On the first Sunday in Advent, we remember that Christ comes to us in darkness.  Jesus was born at night, in a messy stall.  This indicates that his presence, our healing, and our salvation, are always taking place in the dark and messy parts of life.  During this season of encroaching darkness, we celebrate the coming of the Light of the World, which dispels the darkness.  An integral part of Advent involves the lighting of candles, whose tiny, pathetic flames stand defiantly against the night. They say, “No matter how much waiting—and working—lies between now and the dawn, we are not giving up hope.”

The second Sunday in Advent continues the theme of longing and expectation, but the focus shifts from God coming to us in darkness to God coming to us in the wilderness. The wilderness is a place of solitude, a place without all the comforts of home, a place where people are put in a position of having to rely on God, in order to survive. And that is a good place to be. God does some of his best work in the hearts of his people out in the wilderness.

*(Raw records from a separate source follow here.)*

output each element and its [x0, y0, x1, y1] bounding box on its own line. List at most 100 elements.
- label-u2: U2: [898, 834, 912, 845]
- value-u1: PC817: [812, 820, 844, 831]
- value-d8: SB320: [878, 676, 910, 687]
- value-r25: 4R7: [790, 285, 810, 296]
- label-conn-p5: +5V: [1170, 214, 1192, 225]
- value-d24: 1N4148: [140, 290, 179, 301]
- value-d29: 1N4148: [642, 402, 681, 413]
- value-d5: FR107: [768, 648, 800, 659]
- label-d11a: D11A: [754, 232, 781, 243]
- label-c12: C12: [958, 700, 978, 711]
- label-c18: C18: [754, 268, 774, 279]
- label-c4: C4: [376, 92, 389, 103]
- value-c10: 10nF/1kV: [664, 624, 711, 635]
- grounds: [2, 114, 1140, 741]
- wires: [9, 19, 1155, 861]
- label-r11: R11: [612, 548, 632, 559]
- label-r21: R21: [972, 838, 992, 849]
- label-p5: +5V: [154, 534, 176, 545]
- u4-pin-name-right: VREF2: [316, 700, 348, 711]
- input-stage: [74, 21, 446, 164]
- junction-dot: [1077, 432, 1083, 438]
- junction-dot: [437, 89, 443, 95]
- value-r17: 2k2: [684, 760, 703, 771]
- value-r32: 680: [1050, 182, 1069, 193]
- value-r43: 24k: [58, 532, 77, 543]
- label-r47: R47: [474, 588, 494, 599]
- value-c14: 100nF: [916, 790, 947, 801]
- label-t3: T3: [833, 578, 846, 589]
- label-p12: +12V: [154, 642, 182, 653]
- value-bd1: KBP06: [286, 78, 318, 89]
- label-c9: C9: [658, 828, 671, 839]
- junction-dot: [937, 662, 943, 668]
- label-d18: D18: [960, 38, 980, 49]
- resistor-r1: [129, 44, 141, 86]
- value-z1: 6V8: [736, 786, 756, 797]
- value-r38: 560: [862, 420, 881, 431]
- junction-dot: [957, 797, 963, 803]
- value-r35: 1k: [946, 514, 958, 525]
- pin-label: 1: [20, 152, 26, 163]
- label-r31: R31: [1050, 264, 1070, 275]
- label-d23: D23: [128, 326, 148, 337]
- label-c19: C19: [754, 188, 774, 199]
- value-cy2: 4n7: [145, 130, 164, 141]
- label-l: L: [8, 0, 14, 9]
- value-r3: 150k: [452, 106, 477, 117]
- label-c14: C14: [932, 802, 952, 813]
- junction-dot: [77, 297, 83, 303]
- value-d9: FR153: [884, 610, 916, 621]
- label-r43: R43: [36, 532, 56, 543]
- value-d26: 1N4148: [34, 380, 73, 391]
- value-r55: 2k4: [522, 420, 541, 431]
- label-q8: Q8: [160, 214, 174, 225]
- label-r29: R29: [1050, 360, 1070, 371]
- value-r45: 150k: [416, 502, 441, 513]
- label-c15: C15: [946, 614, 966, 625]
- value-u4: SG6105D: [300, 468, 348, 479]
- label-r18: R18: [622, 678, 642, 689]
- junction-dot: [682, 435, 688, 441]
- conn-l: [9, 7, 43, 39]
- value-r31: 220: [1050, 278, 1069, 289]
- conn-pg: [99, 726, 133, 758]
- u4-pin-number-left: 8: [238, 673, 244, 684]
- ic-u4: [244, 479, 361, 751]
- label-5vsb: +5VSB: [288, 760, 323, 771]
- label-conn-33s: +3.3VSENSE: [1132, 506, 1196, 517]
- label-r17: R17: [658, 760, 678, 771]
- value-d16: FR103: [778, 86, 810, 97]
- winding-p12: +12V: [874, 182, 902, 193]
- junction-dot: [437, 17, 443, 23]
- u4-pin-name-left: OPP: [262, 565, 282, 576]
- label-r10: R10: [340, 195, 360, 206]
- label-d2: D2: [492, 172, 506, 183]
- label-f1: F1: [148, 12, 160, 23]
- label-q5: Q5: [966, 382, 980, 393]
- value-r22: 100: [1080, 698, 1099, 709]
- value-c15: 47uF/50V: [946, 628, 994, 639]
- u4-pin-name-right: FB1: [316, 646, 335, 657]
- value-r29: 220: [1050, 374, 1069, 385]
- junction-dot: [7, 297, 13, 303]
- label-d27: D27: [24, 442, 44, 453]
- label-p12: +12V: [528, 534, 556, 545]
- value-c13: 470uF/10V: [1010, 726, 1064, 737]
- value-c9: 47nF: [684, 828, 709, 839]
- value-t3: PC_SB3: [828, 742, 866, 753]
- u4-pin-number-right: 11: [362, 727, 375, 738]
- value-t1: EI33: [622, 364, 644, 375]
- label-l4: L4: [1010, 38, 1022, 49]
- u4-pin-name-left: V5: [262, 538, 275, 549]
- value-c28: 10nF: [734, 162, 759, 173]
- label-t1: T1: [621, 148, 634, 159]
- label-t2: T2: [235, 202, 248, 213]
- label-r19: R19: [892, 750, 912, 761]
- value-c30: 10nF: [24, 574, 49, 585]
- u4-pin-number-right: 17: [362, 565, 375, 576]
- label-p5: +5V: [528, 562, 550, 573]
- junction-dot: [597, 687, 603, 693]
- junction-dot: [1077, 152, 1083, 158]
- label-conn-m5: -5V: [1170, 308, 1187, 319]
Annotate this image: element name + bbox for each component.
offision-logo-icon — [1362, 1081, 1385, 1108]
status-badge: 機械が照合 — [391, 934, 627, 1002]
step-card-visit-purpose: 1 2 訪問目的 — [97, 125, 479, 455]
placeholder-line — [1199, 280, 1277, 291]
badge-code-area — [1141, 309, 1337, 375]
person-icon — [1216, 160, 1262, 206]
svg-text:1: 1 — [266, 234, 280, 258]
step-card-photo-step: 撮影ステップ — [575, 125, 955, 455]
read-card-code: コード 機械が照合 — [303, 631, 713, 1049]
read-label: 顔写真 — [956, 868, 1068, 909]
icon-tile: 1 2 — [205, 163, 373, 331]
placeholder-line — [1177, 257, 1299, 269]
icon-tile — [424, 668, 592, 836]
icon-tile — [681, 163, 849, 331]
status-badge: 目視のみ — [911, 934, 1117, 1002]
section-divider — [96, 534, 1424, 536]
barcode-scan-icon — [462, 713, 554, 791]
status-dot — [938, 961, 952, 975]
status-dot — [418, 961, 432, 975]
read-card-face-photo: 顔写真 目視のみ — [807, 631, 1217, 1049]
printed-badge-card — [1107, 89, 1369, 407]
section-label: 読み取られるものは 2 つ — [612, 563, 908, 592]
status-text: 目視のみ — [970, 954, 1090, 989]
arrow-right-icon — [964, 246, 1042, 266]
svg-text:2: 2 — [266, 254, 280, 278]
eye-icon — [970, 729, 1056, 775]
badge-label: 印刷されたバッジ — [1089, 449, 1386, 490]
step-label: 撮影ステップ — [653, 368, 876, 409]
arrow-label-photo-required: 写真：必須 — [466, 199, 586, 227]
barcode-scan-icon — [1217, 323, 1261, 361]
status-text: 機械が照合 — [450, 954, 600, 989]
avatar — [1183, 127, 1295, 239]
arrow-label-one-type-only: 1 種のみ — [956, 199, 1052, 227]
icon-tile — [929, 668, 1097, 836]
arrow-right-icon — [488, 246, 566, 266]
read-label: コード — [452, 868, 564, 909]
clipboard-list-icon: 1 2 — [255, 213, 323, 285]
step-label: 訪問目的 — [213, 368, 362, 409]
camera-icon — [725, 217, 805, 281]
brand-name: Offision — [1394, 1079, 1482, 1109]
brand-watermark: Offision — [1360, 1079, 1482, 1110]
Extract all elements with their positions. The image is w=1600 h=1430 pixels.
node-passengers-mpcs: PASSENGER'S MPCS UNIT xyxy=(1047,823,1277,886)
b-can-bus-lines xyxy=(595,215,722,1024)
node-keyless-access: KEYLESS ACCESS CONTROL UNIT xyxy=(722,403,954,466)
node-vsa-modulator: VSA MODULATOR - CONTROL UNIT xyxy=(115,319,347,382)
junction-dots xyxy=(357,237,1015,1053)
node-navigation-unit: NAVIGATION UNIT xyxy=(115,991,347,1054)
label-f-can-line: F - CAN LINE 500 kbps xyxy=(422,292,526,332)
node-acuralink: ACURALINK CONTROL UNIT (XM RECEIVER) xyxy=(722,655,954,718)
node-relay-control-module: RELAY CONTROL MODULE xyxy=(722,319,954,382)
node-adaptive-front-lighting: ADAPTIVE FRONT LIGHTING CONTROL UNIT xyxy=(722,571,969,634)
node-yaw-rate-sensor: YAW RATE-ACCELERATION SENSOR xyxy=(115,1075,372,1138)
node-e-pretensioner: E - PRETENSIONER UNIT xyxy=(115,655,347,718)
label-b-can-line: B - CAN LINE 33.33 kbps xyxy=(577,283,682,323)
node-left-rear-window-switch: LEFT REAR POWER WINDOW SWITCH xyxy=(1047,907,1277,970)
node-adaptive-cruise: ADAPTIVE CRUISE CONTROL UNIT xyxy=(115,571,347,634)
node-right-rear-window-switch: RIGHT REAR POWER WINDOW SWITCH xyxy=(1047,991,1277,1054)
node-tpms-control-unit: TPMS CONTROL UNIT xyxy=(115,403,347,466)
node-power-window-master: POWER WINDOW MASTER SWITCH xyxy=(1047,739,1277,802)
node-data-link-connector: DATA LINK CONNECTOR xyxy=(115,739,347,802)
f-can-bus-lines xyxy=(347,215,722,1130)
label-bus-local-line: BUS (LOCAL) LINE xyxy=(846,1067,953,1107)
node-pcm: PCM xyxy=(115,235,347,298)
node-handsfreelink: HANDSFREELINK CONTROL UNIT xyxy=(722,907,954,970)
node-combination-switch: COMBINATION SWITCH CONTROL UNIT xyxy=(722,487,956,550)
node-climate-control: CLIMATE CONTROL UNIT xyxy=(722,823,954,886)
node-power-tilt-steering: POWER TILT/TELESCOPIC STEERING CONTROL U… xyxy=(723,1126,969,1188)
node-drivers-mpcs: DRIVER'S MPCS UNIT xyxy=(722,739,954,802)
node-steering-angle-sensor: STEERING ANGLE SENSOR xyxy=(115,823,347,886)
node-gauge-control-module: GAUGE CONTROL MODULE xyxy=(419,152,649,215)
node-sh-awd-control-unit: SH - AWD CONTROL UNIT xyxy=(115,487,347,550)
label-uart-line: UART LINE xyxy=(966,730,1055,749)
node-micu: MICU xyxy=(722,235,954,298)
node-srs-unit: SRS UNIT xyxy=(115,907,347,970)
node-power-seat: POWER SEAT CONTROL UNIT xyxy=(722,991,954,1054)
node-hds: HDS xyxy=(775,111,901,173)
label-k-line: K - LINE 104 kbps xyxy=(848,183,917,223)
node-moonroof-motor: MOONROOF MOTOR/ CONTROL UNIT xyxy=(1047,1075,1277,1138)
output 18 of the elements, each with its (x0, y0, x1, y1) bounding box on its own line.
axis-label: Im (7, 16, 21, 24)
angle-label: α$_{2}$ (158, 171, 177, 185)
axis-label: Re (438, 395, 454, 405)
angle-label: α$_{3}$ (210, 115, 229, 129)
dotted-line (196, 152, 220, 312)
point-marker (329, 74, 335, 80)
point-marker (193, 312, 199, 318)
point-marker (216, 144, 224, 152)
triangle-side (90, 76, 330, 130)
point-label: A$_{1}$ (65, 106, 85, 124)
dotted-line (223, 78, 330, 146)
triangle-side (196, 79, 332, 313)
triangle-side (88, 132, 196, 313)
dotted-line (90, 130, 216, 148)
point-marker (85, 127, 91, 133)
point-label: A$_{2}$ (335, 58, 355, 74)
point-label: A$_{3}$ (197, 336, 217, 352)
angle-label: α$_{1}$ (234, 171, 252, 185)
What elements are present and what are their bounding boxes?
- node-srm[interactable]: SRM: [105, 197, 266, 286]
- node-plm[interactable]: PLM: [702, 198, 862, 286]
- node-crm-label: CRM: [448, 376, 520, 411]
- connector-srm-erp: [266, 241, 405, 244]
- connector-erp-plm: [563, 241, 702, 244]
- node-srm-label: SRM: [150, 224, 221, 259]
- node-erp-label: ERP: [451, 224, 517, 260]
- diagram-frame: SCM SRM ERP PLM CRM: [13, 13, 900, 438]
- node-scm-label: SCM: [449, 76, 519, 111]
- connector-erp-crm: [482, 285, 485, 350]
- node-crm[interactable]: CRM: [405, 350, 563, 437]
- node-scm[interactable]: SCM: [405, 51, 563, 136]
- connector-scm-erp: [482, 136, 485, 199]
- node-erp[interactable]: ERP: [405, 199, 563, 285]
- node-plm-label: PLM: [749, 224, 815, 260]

When we think of wilderness, we think of a mountainous, thickly wooded place with wild rivers like West Virginia or the Upper Peninsula of Michigan.  But in Bible times a wilderness was a desert—a place where nothing grew because there was little or no water.  So, when you think of a wilderness as the Bible presents it, don’t think of West Virginia or Michigan.  Think of a place like Arizona or West Texas—desert.


The desert is a place of thorns, sagebrush, and dust where nothing grows. The desert cannot sustain life. It’s a place of thirst where there is no water. There’s no bread in the desert. You can’t till the sand and plant wheat in the desert. It’s a place of thirst, hunger, and loneliness.

The desert can’t support a community and life. Until air conditioning and irrigation came to Arizona, no one lived there. It was simply uninhabitable.


But God inhabits the desert, and as a rule, that’s where you meet God. Where was Moses when he met God in the burning bush?  In the desert.  And Jacob, when he met God through a wrestling match, where was he?  In the desert. Why is the desert the place to meet God?  Because the desert is a place where you can’t stay alive without the intervention of God.


In the desert, all the wells go dry and all your bread goes moldy. So God leads his people into the desert to worship and he provides for them by bringing water from the rock to drink and manna from heaven to eat. In the desert, apart from the saving intervention of God, you have no hope at all.


Most of us don’t see our true dependency on God until we go through a desert experience.  A desert experience is when something you have looked to as your real hope breaks down and fails you.   It could be a job or a husband or a wife.  It could be your kids.  It could be any number of things.


Since God comes to us in the wilderness, it stands to reason that God’s representative would be a “wild man.”  In the first chapter of Mark, we are introduced to a wild-looking man in the wilderness.  He’s a PK (priest’s kid), but he dresses like a prophet, cloaking himself in a garment made of camel’s hair.  His diet is also rather wild—locusts and wild honey.


John appears in the wilderness, preaching a message calling for repentance and baptism.  But John preaches something else.  He preaches the message of Advent—the King is coming.  Prepare to meet him.  He will come to you in what may seem to an unlikely place, but is actually the most likely of all places to meet God—the wilderness.